Lauterbachs Zeitplan für die Klinikreform wackelt
Bedenken innerhalb der Koalition, zudem formiert sich erneut Widerstand der Länder und der Kliniken
Die Gegner der geplanten Krankenhausreform rechnen mit harten, langwierigen Auseinandersetzungen mit Gesundheitsminister Karl Lauterbach (SPD). „Aus meiner Sicht ist es unrealistisch, dass das Gesetz noch vor der Sommerpause durchgeht“, sagt Roland Engehausen, Geschäftsführer der Bayerischen Krankenhausgesellschaft, zu FOCUS. An dem Entwurf müssten „noch erhebliche Änderungen vorgenommen werden“.
Auch Finanzminister Christian Lindner bremse, heißt es. Ursprünglich waren für kommende Woche Anhörungen der Länder, Kommunen und Verbände avisiert. Doch das Gesundheitsministerium will keinen genauen Zeitplan nennen. Regierungsinterne Abstimmungen wolle man nicht kommentieren, erklärt das Finanzministerium.
Auf Länderebene sind unter anderem die vom Gesundheitsminister geplanten Qualitätskriterien umstritten. Die Union sieht darin „einen klaren Verstoß gegen die vom Grundgesetz geregelte Planungshoheit der Länder“. Auch Vertreter der Ampelparteien fürchten den Unmut der Bürger, wenn aufgrund dieser neuen Kriterien einzelne Krankenhausstationen oder ganze Kliniken wegen zu geringer Fallzahlen, mangelnder technischer oder personeller Ausstattung geschlossen werden.

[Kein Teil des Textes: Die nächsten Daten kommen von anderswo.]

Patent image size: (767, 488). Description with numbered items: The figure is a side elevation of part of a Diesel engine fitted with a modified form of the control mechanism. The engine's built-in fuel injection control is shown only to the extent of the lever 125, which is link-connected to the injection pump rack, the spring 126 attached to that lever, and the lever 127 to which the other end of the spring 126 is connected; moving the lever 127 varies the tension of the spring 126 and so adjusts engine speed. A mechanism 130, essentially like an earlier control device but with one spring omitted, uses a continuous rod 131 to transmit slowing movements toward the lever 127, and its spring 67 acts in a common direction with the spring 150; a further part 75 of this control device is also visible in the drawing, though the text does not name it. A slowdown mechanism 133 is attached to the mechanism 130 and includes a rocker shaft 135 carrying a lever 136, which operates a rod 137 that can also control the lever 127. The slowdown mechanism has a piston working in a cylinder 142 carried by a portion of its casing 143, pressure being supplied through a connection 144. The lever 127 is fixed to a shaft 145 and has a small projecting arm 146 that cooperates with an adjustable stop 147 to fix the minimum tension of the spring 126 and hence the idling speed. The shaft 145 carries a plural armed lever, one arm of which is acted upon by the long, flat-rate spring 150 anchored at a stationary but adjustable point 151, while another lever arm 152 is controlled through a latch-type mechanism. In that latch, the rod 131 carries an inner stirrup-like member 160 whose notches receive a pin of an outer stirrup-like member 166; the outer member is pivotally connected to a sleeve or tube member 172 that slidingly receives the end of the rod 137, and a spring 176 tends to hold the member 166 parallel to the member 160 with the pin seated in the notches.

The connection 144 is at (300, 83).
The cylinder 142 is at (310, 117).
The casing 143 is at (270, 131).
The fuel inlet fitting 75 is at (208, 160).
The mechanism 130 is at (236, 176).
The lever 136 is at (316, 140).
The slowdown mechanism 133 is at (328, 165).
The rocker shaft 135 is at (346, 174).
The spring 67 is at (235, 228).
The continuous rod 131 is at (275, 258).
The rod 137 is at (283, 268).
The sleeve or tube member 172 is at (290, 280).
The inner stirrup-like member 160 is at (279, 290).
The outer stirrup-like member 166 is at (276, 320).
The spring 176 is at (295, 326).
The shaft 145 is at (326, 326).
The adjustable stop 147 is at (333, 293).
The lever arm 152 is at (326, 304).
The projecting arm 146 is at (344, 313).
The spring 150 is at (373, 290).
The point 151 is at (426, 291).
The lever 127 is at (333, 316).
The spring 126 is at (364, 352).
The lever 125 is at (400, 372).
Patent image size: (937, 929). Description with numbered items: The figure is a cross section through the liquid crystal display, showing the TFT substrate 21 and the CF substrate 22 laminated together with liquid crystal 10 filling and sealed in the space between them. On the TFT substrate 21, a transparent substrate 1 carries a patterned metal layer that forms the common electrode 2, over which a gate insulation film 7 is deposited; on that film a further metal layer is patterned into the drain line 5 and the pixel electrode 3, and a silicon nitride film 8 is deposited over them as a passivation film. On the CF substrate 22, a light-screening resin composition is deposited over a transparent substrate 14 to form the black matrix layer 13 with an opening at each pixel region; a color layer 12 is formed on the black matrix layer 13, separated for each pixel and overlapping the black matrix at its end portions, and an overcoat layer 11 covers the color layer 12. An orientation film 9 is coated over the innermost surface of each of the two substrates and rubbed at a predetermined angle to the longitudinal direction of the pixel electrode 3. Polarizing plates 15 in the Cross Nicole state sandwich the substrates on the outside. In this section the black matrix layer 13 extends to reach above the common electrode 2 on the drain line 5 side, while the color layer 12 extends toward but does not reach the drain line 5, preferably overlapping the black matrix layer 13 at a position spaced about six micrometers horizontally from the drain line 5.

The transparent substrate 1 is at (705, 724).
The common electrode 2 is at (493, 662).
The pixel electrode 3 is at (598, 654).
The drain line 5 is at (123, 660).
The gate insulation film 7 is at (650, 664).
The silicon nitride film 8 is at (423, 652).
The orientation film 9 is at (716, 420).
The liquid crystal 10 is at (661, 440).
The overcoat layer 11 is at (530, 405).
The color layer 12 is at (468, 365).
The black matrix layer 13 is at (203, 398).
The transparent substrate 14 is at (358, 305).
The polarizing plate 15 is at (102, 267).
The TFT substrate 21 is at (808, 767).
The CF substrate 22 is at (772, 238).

Die geplante sogenannte Vorhaltefinanzierung, die unabhängig von der Zahl der Behandlungen an Krankenhäuser geleistet werden soll, werde „in der jetzt geplanten Form Fehlanreize setzen und kein Krankenhaus retten“, kritisiert Engehausen.
Für den Gesundheitsökonomen Boris Augurzky stellt sich die Frage, „welche Kerninhalte des Referentenentwurfs erhalten bleiben“. Er hofft, dass die Qualitätsvorgaben nicht grundlegend geändert werden. „Sicher muss es Ausnahmen für dünn besiedelte Gebiete geben. Sie dürfen aber nicht zur Regel werden.“
Lauterbach wollte die Reform ursprünglich am 24. April vom Bundeskabinett absegnen lassen. Das Gesetz ist voraussichtlich nicht zustimmungspflichtig, jedoch können die Bundesländer Einspruch einlegen. Damit droht eine lange Verzögerung. Roland Engehausen erwartet, dass die Reform auch Thema in den Landtagswahlkämpfen in Sachsen, Thüringen und Brandenburg wird.
Seit vergangener Woche protestieren Krankenhäuser mit Plakaten und Flyern gegen das Gesetz. Die Kampagne ist umstritten, da sie mit drastischen Bildern arbeitet. Ein Motiv zeigt ein Neugeborenes unter der Überschrift: „Wenn Lauterbach so weitermacht, gibt’s hier bald keinen Nachwuchs mehr“. Aufgrund der Kritik wird Lauterbach inzwischen nicht mehr namentlich genannt.